Nous devons convenir que les sectes des philosophes ont formé des hommes du plus grand mérite; nous convenons de même que du sein du christianisme il est sorti des âmes pures et remplies de sainteté. Néanmoins, par une suite du relâchement des philosophes et des théologiens, et par la perversité du cœur humain, il est arrivé que ces différents motifs d'encouragement à la vertu n'ont pas continué de produire les bons effets auxquels on s'attendait. Combien de philosophes qui ne l'étaient que de nom, chez les païens! Il n'y a qu'à jeter les yeux sur Lucien pour se convaincre du peu de réputation où ils étaient de son temps. Que de chrétiens qui dégénérèrent, et qui corrompirent l'ancienne pureté des mœurs! La cupidité, l'ambition, le fanatisme remplirent des cœurs qui faisaient profession de renoncer au monde, et pervertirent ce que la simple vertu avait établi. De pareils exemples fourmillent dans l'histoire. Enfin, si l'on excepte quelques reclus aussi pieux qu'inutiles à la société, les chrétiens de nos jours ne sont pas préférables aux Romains du temps des Marius et des Sylla; bien entendu que je borne uniquement ce parallèle à la comparaison des mœurs.

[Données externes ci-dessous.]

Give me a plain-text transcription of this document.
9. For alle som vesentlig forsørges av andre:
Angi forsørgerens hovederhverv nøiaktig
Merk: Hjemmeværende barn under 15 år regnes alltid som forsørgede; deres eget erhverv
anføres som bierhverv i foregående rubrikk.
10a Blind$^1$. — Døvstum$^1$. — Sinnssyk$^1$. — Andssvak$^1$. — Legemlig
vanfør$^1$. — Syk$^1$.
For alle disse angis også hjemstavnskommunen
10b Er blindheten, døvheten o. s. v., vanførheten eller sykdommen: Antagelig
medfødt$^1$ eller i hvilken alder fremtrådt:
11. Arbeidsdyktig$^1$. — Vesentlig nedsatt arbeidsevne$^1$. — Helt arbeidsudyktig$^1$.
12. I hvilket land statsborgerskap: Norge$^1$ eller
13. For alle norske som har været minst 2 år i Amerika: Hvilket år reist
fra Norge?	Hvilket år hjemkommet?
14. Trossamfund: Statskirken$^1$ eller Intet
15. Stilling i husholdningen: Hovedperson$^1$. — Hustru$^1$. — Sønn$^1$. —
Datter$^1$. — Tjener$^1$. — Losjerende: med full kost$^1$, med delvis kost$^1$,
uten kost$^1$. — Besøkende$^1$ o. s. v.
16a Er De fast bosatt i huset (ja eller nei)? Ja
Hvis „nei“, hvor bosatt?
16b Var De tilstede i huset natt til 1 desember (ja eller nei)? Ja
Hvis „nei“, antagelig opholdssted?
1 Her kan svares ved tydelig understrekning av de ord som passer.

<103>Ces réflexions et de semblables m'ont conduit à rechercher les causes qui ont influé sur cette étrange dépravation du genre humain. Je ne sais s'il m'est permis de hasarder mes conjectures sur des matières aussi importantes; mais il me paraît qu'on s'est peut-être trompé dans le choix des motifs qui devaient porter les hommes à la vertu. Ces motifs, ce me semble, avaient le défaut de n'être point à la portée du vulgaire. Les stoïciens ne s'aperçurent pas que l'admiration est un sentiment forcé dont l'impression s'efface bien vite; l'amour-propre n'applaudit qu'avec répugnance. L'on convient sans peine de la beauté de la vertu, parce que cet aveu ne coûte rien; mais cet acte de complaisance plutôt que de conviction ne détermine point à se corriger soi-même, à vaincre ses mauvais penchants, à dompter ses passions. Les platoniciens auraient dû se rappeler l'espace immense qu'il y a entre l'Être des êtres et la créature fragile. Comment proposer à cette créature d'imiter son Créateur, dont par son état circonscrit et borné elle ne peut se former qu'une idée vague et indéterminée? Notre esprit est assujetti à l'empire des sens; notre raison n'agit que sur les choses où notre expérience nous éclaire. Lui proposer des matières abstraites, c'est l'égarer dans un labyrinthe dont elle ne trouvera jamais l'issue; mais lui présenter des objets palpables de la nature, c'est le moyen de la frapper et de la convaincre. Il est peu de grands génies capables de conserver le bon sens en se précipitant dans les ténèbres de la métaphysique. L'homme, en général, est né plus sensible que raisonnable. Les épicuriens, abusant du terme de volupté, énervèrent sans y penser la bonté de leurs principes, et fournirent, par cette équivoque même, des armes à leurs disciples pour dénaturer leur doctrine.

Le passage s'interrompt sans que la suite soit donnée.